Since the first Zeppelin attack on Paris on March 21, 1915, when two of the air-ships reached the suburbs, killing 23 persons and injuring 30, there have been many raids and attempted raids, but mostly by single machines. The first air raid in force upon the French capital took place on January 31, 1918, when a squadron of Gothas crossed the lines north of Compiegne. Two hospitals were hit, and the casualties from the raid amounted to 20 killed and 50 wounded.
After the Italian set-back in the winter of 1917, the Venetian plain lay open to aerial bombardment by the Germans, who had given substantial military aid to their Austrian allies. This was an opportunity not to be lost by Germany, and Venice and other towns of the plain were subject to systematic bombardment.
At the time of writing, Germany is beginning to suffer some of the annoyances she is so ready to inflict upon others.
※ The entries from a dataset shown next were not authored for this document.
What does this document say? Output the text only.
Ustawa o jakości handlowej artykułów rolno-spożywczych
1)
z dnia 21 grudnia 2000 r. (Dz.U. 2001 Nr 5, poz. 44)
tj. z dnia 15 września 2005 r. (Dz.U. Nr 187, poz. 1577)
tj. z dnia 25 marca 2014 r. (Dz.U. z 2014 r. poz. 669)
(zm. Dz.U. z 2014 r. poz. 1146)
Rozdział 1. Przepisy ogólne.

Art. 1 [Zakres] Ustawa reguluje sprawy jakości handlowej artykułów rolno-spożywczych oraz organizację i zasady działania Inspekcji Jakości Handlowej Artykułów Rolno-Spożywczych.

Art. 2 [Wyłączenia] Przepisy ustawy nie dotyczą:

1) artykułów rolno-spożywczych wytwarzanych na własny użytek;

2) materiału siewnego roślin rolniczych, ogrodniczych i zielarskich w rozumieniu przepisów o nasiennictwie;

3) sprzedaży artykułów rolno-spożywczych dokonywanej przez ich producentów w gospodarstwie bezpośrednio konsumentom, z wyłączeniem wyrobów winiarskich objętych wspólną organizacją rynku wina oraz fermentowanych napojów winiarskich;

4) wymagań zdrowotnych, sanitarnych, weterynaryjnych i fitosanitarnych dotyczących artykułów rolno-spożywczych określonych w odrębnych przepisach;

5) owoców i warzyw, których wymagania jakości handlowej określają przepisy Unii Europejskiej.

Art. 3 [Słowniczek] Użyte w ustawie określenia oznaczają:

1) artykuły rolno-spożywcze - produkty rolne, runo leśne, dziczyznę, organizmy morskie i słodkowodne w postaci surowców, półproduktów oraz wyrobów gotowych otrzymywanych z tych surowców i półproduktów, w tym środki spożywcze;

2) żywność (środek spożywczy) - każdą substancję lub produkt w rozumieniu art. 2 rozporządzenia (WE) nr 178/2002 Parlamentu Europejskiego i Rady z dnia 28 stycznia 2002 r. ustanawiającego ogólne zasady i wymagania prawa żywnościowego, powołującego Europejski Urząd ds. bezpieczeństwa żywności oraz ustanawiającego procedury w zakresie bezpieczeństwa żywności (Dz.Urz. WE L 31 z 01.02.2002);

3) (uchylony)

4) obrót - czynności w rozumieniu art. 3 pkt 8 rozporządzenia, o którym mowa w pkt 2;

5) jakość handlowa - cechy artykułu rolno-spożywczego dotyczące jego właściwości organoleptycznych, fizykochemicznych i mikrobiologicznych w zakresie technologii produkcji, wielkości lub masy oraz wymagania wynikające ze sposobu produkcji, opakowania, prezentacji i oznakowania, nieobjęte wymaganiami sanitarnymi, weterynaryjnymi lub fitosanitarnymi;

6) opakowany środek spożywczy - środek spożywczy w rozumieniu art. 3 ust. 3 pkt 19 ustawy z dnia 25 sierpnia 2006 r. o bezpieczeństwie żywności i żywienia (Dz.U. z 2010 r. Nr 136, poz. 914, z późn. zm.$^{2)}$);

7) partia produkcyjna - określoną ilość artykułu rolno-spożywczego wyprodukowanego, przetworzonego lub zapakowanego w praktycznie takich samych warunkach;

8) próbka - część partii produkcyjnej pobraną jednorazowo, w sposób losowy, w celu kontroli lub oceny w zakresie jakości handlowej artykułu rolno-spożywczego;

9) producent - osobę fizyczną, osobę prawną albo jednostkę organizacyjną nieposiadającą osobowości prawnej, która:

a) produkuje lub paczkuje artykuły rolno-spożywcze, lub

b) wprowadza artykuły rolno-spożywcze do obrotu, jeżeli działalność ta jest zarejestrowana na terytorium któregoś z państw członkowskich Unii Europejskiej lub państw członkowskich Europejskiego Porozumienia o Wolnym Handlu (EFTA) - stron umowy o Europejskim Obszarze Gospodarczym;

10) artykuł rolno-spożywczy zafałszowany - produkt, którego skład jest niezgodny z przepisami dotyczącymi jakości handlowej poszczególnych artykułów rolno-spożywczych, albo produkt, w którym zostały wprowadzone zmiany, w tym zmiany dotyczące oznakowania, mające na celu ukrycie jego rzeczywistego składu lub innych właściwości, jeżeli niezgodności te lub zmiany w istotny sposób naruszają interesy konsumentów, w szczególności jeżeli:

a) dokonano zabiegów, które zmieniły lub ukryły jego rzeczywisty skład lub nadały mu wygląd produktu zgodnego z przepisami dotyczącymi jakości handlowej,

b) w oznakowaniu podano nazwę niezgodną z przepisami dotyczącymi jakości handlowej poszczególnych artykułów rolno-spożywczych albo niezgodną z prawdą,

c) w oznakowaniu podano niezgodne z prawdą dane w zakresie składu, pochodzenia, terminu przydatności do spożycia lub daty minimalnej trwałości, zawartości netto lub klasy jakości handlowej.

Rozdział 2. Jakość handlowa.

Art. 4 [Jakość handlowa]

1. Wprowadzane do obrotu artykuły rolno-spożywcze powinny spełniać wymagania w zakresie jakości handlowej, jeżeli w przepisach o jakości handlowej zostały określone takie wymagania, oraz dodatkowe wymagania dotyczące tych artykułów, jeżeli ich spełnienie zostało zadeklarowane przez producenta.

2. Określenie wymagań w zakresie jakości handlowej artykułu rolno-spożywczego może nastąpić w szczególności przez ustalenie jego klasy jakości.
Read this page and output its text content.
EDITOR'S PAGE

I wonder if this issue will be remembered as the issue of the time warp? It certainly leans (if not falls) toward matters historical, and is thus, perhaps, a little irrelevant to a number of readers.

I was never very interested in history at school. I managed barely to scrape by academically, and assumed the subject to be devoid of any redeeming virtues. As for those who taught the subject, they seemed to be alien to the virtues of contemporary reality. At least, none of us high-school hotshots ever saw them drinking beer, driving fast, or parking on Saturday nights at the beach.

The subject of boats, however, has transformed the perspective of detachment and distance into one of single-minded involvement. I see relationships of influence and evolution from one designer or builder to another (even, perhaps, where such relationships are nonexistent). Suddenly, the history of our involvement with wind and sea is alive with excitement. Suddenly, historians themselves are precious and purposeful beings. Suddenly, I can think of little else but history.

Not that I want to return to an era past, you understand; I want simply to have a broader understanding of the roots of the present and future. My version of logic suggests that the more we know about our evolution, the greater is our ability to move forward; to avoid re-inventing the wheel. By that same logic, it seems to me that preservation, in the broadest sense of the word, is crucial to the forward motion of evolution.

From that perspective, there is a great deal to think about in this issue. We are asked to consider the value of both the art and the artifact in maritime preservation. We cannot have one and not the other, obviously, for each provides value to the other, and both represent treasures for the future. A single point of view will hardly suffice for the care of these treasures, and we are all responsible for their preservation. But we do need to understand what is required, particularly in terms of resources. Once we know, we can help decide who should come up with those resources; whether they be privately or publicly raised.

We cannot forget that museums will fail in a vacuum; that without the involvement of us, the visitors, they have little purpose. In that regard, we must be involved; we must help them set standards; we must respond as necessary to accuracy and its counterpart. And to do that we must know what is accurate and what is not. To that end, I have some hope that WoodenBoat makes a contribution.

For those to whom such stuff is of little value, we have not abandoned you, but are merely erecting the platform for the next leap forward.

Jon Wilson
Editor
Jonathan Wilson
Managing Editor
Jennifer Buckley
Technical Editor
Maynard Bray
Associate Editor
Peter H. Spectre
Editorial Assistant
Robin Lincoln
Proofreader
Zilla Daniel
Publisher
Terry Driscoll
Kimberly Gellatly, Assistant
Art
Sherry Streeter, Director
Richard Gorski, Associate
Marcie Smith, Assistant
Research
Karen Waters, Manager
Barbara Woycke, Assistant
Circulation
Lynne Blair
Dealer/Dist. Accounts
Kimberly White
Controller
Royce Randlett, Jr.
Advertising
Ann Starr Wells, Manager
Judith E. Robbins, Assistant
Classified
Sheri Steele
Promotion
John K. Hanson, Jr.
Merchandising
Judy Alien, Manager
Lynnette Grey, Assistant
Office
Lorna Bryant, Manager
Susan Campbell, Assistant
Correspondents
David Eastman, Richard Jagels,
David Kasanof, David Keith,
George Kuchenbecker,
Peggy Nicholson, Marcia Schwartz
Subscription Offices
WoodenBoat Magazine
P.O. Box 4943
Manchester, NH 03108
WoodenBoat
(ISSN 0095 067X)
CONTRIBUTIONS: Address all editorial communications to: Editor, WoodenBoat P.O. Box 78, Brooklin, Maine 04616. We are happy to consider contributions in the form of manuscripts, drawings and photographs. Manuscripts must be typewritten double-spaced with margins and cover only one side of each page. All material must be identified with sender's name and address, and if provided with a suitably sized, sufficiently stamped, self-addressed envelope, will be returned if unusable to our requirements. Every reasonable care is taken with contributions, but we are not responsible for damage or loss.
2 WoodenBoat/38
The recently constituted Air Ministry have just published figures relating to the air raids into Germany from December 1, 1917, to February 19, 1918 inclusive. During these eleven weeks no fewer than thirty-five raids have taken place upon a variety of towns, railways, works, and barracks. In the list figure such important towns as Mannheim (pop. 20,000) and Metz (pop. 100,000). The average weight of bombs dropped at each raid works out about 1000 lbs. This welcome official report is but one of many signs which point the way to the growing supremacy of the Allies in the air.